The EURUSD pair has entered a correction phase after a sharp rally, as strong US macroeconomic data strengthened the US dollar, with the rate currently at 1.1746. Discover more in our analysis for 23 January 2026.
The EURUSD pair is undergoing a correction after aggressive growth in the previous session. Buyers are attempting to consolidate above the 1.1785 resistance level, but momentum is weakening amid strong US macroeconomic data.
Recent data on consumer spending inflation, which remains the Federal Reserve’s preferred inflation gauge, pointed to resilient domestic demand. US consumer spending rose by 0.5% in November after a similar increase a month earlier, fully in line with analysts’ expectations. Growth in spending, which accounts for more than two-thirds of economic activity, increases the likelihood of a third consecutive quarter of solid economic growth.
The labour market also continues to show resilience. Initial jobless claims rose by just 1 thousand to 200 thousand for the week. The figure remained well below market expectations of 212 thousand and confirmed continued tightness in the labour market.

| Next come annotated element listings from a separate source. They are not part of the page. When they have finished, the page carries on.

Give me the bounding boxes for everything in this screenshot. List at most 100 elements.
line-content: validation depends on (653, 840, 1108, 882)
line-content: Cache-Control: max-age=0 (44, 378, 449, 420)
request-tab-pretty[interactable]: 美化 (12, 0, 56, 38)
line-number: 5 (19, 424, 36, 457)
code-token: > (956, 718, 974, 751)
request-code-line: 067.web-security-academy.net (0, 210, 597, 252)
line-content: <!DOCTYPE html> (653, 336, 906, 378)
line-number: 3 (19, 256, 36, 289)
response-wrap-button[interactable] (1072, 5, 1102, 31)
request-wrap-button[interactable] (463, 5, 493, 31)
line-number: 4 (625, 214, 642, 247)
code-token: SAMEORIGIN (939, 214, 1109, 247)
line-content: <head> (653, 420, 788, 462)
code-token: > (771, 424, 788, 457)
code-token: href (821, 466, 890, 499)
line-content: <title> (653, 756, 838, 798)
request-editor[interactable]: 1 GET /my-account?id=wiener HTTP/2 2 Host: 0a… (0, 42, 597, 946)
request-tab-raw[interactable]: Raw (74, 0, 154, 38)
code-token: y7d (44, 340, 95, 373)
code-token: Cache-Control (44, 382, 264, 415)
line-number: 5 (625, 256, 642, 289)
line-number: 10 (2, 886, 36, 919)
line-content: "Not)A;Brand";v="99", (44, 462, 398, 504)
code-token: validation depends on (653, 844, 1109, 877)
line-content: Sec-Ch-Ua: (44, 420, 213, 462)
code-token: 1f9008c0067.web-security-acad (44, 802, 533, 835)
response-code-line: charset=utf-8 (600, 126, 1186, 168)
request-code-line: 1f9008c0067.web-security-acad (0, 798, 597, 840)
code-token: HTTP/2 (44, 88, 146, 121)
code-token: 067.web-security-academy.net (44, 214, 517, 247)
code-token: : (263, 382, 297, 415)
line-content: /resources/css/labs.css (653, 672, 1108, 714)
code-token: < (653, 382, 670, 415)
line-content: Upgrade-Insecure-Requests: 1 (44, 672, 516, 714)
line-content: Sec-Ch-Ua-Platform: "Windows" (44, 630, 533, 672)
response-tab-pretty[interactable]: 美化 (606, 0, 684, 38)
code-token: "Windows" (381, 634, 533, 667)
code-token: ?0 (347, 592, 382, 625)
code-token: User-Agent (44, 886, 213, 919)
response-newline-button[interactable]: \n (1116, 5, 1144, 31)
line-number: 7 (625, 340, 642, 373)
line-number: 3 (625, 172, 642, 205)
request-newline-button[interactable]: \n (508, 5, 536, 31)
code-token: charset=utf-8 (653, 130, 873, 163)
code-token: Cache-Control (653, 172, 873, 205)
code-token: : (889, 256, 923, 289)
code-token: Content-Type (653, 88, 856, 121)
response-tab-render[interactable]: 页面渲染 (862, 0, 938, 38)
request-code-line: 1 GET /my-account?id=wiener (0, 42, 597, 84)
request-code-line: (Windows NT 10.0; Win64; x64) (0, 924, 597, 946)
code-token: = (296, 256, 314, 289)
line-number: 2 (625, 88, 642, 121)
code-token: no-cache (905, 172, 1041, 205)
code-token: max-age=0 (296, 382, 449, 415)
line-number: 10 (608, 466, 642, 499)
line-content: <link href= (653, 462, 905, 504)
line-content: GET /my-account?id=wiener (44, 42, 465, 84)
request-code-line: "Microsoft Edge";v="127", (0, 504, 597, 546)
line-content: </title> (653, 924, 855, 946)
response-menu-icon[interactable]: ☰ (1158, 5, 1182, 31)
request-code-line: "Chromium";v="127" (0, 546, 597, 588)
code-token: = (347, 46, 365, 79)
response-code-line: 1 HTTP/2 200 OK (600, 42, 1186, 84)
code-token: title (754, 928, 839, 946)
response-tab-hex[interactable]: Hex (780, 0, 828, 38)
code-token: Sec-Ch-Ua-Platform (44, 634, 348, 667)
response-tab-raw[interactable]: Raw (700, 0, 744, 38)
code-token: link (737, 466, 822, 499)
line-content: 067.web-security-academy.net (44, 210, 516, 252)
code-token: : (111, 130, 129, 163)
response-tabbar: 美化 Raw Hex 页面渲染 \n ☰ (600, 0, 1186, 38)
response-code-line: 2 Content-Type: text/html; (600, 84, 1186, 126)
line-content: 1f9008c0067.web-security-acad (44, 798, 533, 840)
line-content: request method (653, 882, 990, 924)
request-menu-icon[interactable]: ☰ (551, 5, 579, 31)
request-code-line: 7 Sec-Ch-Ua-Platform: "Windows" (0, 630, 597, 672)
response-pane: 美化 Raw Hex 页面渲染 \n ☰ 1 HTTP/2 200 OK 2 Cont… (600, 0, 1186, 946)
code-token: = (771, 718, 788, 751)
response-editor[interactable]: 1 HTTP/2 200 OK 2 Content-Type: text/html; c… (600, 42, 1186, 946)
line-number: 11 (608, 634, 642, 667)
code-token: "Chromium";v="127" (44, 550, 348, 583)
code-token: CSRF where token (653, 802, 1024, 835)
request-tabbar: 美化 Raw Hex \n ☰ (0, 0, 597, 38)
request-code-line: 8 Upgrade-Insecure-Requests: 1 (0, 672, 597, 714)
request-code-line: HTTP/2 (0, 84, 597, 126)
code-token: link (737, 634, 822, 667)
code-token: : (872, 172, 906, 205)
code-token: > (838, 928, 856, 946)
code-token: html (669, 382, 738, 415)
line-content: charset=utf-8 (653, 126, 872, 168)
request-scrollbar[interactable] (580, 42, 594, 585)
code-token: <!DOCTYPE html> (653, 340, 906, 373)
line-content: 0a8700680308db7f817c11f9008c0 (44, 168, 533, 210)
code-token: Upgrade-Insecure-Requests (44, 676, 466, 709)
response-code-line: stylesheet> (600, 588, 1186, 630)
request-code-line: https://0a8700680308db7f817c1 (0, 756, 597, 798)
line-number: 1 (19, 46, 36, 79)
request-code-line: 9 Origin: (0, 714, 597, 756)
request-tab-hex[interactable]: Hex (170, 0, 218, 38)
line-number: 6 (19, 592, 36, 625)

Against this backdrop, strong consumer spending and labour market data support the US dollar and limit further upside in EURUSD, making today’s outlook bearish.
EURUSD quotes are correcting after rebounding from a resistance level. The market retains the potential to form a Wedge reversal pattern, indicating a high probability of a reversal.
The EURUSD forecast for today suggests a decline towards the 1.1645 level as the reversal pattern plays out. The current technical picture signals growing selling pressure. The Stochastic Oscillator further confirms the bearish scenario. Its signal lines approached overbought territory and formed a bearish crossover, increasing the likelihood of a corrective decline.
A key condition for the development of bearish momentum will be consolidation below the 1.1715 level. Such a signal would indicate a breakout below the lower boundary of the Wedge pattern and significantly increase the probability of reaching the 1.1645 target.
Main scenario (Sell Stop)
Consolidation below the 1.1705 level will confirm the implementation of the Wedge reversal pattern and point to the formation of a sustained bearish momentum. A breakout below the pattern’s lower boundary will signal a downward move after the previous day’s sharp rally.
The risk-to-reward ratio is 1:2. Potential profit at the take-profit level is around 60 pips, while potential losses are limited to 30 pips.
Alternative scenario (Buy Stop)
Strong growth and consolidation above 1.1775 would signal a weakening of the bearish momentum and indicate a corrective pullback after the sharp rally.
Attempts by buyers to consolidate above the 1.1785 resistance level could halt the bearish momentum. Strong US macroeconomic data, despite supporting the dollar, create uncertainty for further downside, as any additional positive economic surprises could revive EURUSD growth.
Strong consumer spending and labour market data continue to support the US dollar, limiting further upside potential for the currency pair. EURUSD technical analysis indicates that consolidation below the 1.1715 level would confirm the reversal scenario and open the way for a decline towards 1.1645.